RSA Europe: Bruce Schneier says profit-making motives are killing personal privacy

While the death of personal privacy had been on the cards for a long time, rapid technological advances “are enabling the evasion of privacy”, he said. “We are leaving our digital footprints everywhere”.

Schneier urged lawmakers to do more to help preserve and protect privacy.”How data is used is dependent on laws, and unfortunately, the legal trend in the US is to just say ‘don’t mess with technology’. Legal systems don’t keep up with technology – they are decided based on the now, not the future…We need to say that we want new laws”.

Cheaper to store

Due to the falling cost of storage, “It is actually cheaper to store data than delete it”, said Schneier. As we migrate our lives online, we need to become guardians of our own privacy policy, he explained, which he called “new and fundamentally unnatural…which is why most people choose default”.

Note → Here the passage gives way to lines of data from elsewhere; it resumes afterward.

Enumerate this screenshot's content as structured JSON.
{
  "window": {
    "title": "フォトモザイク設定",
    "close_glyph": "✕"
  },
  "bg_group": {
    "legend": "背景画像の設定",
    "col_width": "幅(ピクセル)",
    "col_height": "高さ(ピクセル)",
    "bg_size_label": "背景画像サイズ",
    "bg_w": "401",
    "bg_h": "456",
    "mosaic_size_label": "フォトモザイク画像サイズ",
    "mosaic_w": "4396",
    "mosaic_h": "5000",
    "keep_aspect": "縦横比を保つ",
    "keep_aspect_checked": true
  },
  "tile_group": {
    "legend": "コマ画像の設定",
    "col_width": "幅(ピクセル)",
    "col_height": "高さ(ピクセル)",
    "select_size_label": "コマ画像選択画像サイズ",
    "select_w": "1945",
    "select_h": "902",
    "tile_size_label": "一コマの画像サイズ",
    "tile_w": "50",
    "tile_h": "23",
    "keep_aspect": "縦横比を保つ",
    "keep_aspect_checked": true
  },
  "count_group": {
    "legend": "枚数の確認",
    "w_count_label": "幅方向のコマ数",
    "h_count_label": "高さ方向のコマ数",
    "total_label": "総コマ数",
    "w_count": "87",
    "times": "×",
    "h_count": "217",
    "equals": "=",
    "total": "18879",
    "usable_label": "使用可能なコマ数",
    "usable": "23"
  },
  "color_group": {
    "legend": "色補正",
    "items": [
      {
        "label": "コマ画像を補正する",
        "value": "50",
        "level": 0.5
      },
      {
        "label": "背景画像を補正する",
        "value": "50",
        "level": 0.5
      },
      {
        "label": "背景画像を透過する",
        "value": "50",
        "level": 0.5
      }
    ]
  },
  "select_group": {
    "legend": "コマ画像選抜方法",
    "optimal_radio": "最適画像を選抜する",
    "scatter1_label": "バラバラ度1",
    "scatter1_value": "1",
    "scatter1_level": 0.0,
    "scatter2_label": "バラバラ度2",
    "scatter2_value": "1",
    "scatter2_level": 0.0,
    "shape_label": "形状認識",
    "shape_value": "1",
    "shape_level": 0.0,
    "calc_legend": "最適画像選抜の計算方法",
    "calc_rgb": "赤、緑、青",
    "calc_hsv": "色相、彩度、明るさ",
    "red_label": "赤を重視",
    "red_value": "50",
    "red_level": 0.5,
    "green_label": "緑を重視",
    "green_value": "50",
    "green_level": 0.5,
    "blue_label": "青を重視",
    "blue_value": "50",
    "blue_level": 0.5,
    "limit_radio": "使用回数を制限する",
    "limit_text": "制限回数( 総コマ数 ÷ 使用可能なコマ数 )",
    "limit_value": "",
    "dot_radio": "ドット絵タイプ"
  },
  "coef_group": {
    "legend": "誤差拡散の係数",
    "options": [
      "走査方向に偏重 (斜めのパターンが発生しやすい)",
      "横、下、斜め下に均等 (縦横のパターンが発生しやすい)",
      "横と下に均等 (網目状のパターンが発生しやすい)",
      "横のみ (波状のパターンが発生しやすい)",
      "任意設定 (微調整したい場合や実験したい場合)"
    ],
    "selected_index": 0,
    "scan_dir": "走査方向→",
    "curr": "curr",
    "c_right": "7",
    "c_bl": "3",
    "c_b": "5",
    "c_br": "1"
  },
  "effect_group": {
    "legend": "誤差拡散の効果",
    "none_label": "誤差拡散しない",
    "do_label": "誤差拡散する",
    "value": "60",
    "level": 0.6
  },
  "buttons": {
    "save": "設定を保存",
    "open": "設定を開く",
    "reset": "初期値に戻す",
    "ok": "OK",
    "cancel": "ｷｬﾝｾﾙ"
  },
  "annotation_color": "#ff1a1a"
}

Deciding what data we are prepared to surrender is harder given that people are rarely given a choice. “Cloud computing means having to trust vendors a little bit more. You lose control of your data as well as your hardware and software”.

Social networking sites present their users with choices defined by the site. The choices are filtered through the law, which is being outstripped by technological change, leaving people with only what net firms give them or can get away with, he said.

The cost of privacy

"The social rules are being set by businesses with a profit motive", he announced.

Facebook has faced a barrage of criticism about its privacy settings and despite efforts to address user concerns, has continued to worry privacy campaigners. Schneier said social networking sites’ privacy policies are “hard to find and understand because privacy matters more when you are thinking about it. If you don’t remind people about it, they will disclose more”.

Social networking sites have one big motive to attain as much data about their users as possible – the more data gathered, the better they can serve advertisers, he said.

"We are now seeing the death of privacy", he said dramatically. "Those CEOs are doing it and doing things to hasten its demise. The internet is the biggest generation gap since rock and roll. Teenagers are great at living their life in public – this is empowering for them. Teenagers are more accepting of surveillance, airline security, government databases.”

Schneir concluded by saying that how we deal with privacy now will define how future generations regard us in the same way that “commentators now look critically on the pollution produced as a by-product of the industrial revolution. They are going to look back at us and look at the things we do to deal with the pollution problem of the information age and judge us", he said.